The essential sterility of the gun control debate

Journalist guide to firearm identificaitonRich Lowry points out the standard poor journalism involved when covering the 2nd Amendment, this time misreporting the type of firearm used at the navy yard massacre.  (Not an AR-15, as reported in a rush of wishful thinking.)

From The Impossibility of Gun Control:

Alexis chose a weapon, as it happens, that has been endorsed and promoted by the vice president of the United States, who makes it his business to tell us which guns should be banned and which are all-American tools of self-defense. The shotgun is firmly in the latter category. Joe Biden sounded like a pitchman for Remington at a Facebook town hall earlier in the year when he urged a mother concerned about safety: “Buy a shotgun, buy a shotgun.” This may be fine advice, but there should be no mistake: Shotguns are dangerous. When it comes to “the sport of killing innocent people,” almost any gun will do, especially if it is in a permissive environment where no one else is likely to be armed. This makes a hash of the conceit that the government can ban a few guns — based largely on cosmetic features — and make shooting rampages less likely.

Lowry again:

There is no gun control agenda this side of a total ban and confiscation that would have stopped Aaron Alexis.  [Something gun control advocates insist they don’t want. – ed]
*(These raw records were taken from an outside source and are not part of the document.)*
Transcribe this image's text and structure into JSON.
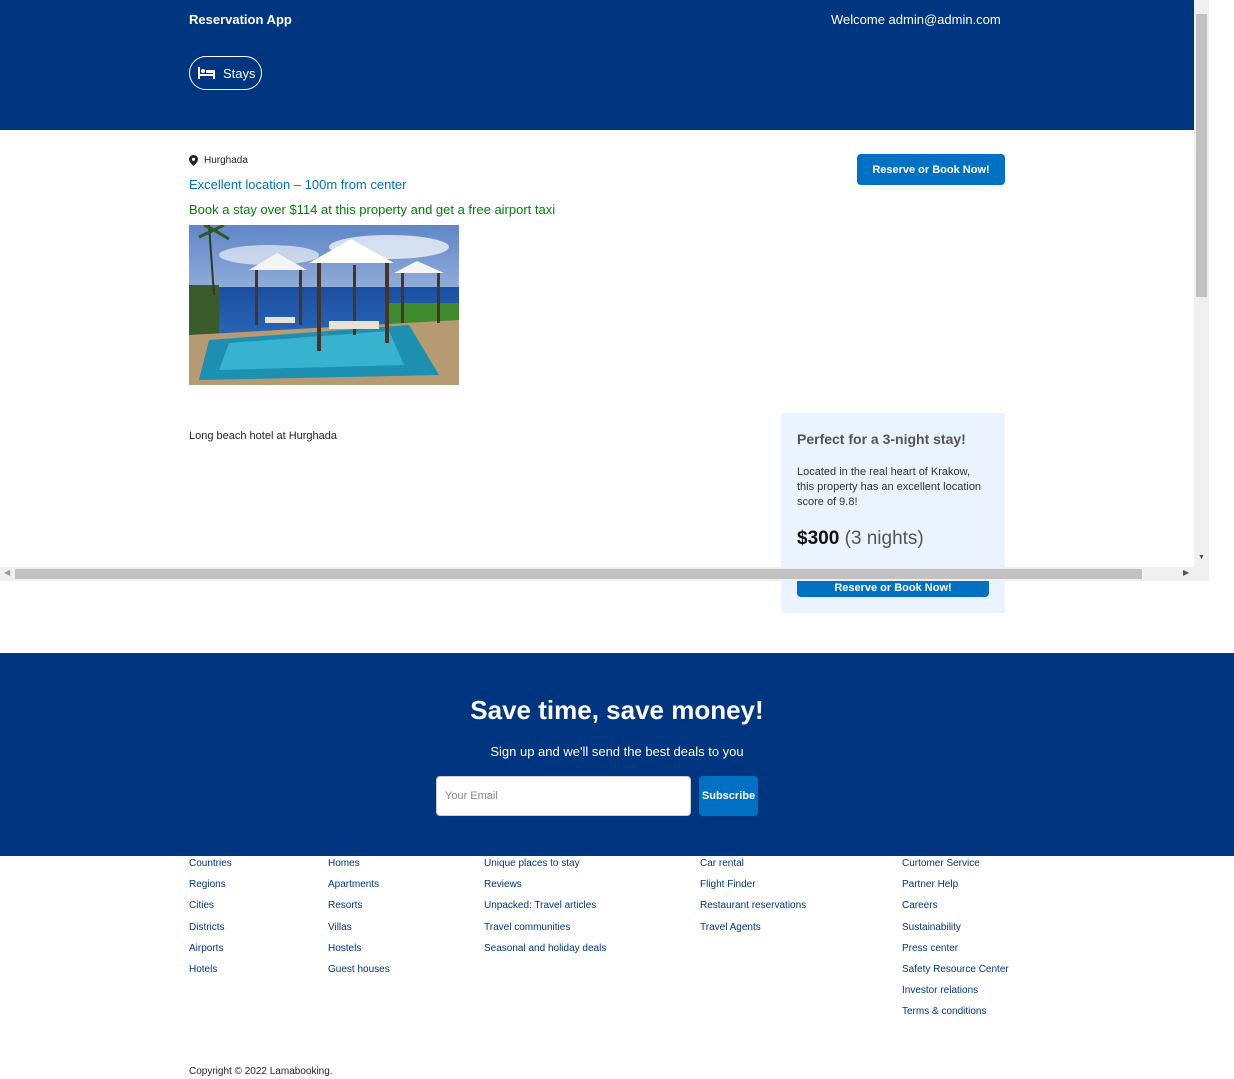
{
  "header": {
    "brand": "Reservation App",
    "welcome": "Welcome admin@admin.com",
    "stays_label": "Stays"
  },
  "hotel": {
    "location": "Hurghada",
    "distance": "Excellent location – 100m from center",
    "offer": "Book a stay over $114 at this property and get a free airport taxi",
    "reserve_label": "Reserve or Book Now!",
    "description": "Long beach hotel at Hurghada"
  },
  "price_box": {
    "title": "Perfect for a 3-night stay!",
    "text": "Located in the real heart of Krakow, this property has an excellent location score of 9.8!",
    "price": "$300",
    "nights": "(3 nights)",
    "reserve_label": "Reserve or Book Now!"
  },
  "newsletter": {
    "title": "Save time, save money!",
    "subtitle": "Sign up and we'll send the best deals to you",
    "email_placeholder": "Your Email",
    "subscribe_label": "Subscribe"
  },
  "footer": {
    "columns": [
      [
        "Countries",
        "Regions",
        "Cities",
        "Districts",
        "Airports",
        "Hotels"
      ],
      [
        "Homes",
        "Apartments",
        "Resorts",
        "Villas",
        "Hostels",
        "Guest houses"
      ],
      [
        "Unique places to stay",
        "Reviews",
        "Unpacked: Travel articles",
        "Travel communities",
        "Seasonal and holiday deals"
      ],
      [
        "Car rental",
        "Flight Finder",
        "Restaurant reservations",
        "Travel Agents"
      ],
      [
        "Curtomer Service",
        "Partner Help",
        "Careers",
        "Sustainability",
        "Press center",
        "Safety Resource Center",
        "Investor relations",
        "Terms & conditions"
      ]
    ],
    "copyright": "Copyright © 2022 Lamabooking."
  },
  "colors": {
    "brand_blue": "#003580",
    "button_blue": "#0071c2",
    "offer_green": "#008009",
    "price_box_bg": "#ebf3ff"
  },
  "icons": [
    "bed-icon",
    "location-pin-icon"
  ]
}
The Toomey-Manchin bill could have passed Congress unanimously. The assault weapons ban could still be in place. Gun-controllers could have achieved their long-ago goal of barring the private purchase of handguns. And every step of his mayhem at the Washington Navy Yard would have been unimpeded…

Other common panaceas would have had no effect, either. Alexis bought his shotgun from a duly licensed dealer, not at a gun show. He passed a federal background check with no problem. He didn’t have a high-capacity magazine. He reportedly got the handgun or handguns he may also have used in the attack after shooting a security officer.
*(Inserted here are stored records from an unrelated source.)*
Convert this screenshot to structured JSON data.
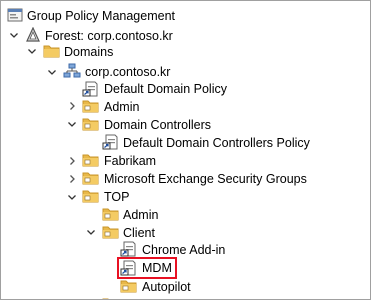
{
  "tree": {
    "root": "Group Policy Management",
    "forest": "Forest: corp.contoso.kr",
    "domains": "Domains",
    "domain": "corp.contoso.kr",
    "default_domain_policy": "Default Domain Policy",
    "admin": "Admin",
    "domain_controllers": "Domain Controllers",
    "default_dc_policy": "Default Domain Controllers Policy",
    "fabrikam": "Fabrikam",
    "exchange": "Microsoft Exchange Security Groups",
    "top": "TOP",
    "top_admin": "Admin",
    "client": "Client",
    "chrome": "Chrome Add-in",
    "mdm": "MDM",
    "autopilot": "Autopilot"
  },
  "colors": {
    "folder": "#e8b84a",
    "folder_dark": "#c9962a",
    "selection_border": "#e81123"
  }
}
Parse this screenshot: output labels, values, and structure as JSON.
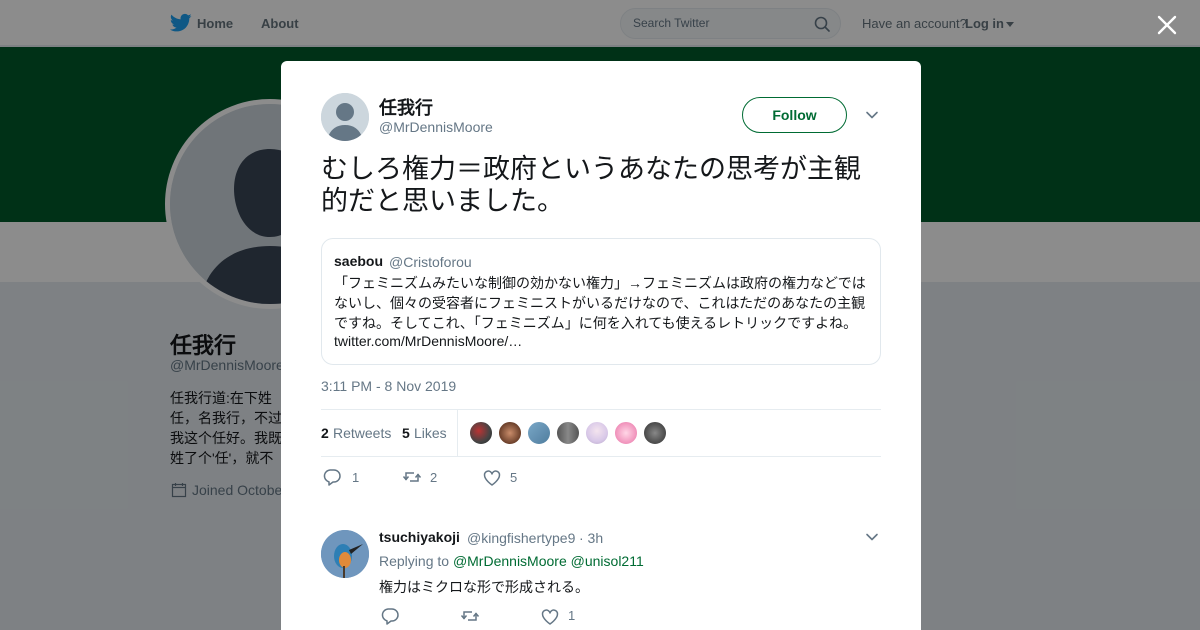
{
  "nav": {
    "home": "Home",
    "about": "About",
    "search_placeholder": "Search Twitter",
    "account_question": "Have an account?",
    "login": "Log in"
  },
  "profile": {
    "name": "任我行",
    "handle": "@MrDennisMoore",
    "bio": "任我行道:在下姓任，名我行，不过我这个任好。我既姓了个'任'，就不能叫'任你行'，叫做'我行'，只好任我行了。我想去哪里，就走到哪里",
    "joined": "Joined October"
  },
  "tweet": {
    "author_name": "任我行",
    "author_handle": "@MrDennisMoore",
    "follow_label": "Follow",
    "text": "むしろ権力＝政府というあなたの思考が主観的だと思いました。",
    "timestamp": "3:11 PM - 8 Nov 2019",
    "quote": {
      "name": "saebou",
      "handle": "@Cristoforou",
      "text": "「フェミニズムみたいな制御の効かない権力」→フェミニズムは政府の権力などではないし、個々の受容者にフェミニストがいるだけなので、これはただのあなたの主観ですね。そしてこれ、「フェミニズム」に何を入れても使えるレトリックですよね。",
      "link": "twitter.com/MrDennisMoore/…"
    },
    "stats": {
      "retweets_count": "2",
      "retweets_label": "Retweets",
      "likes_count": "5",
      "likes_label": "Likes"
    },
    "actions": {
      "reply_count": "1",
      "retweet_count": "2",
      "like_count": "5"
    }
  },
  "reply": {
    "name": "tsuchiyakoji",
    "handle": "@kingfishertype9",
    "time": "· 3h",
    "replying_to_label": "Replying to",
    "mention1": "@MrDennisMoore",
    "mention2": "@unisol211",
    "text": "権力はミクロな形で形成される。",
    "like_count": "1"
  },
  "colors": {
    "brand_green": "#006b33",
    "banner_green": "#005a2b",
    "twitter_blue": "#1da1f2"
  },
  "icons": [
    "twitter-bird-icon",
    "search-icon",
    "caret-down-icon",
    "close-icon",
    "chevron-down-icon",
    "reply-icon",
    "retweet-icon",
    "heart-icon",
    "calendar-icon"
  ]
}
So the Navy Yard rampage demonstrates the essential sterility of the gun control debate, and all the ill-informed nattering that the likes of Piers Morgan can muster won’t change that fact. It is true that James Holmes and Adam Lanza used AR-15s. But Seung-Hui Cho and Jared Loughner used 9-mm semi-automatic pistols. And Aaron Alexis used a shotgun.

The common theme is that they were all deeply disturbed young men whose acts of murder had a sickening aspect of utter senselessness. The Daily News got it backwards. Its headline about the Navy Yard should have read, “Different gun, same slay.”

Maybe, just maybe, this time we can have a real debate about mental illness. To this point, we’ve had a simplistically instrumental focus. It’s like seeing a mad man wearing a tinfoil hat to protect himself from radio waves and thinking, “That’s a shame, if only we could ban tinfoil.”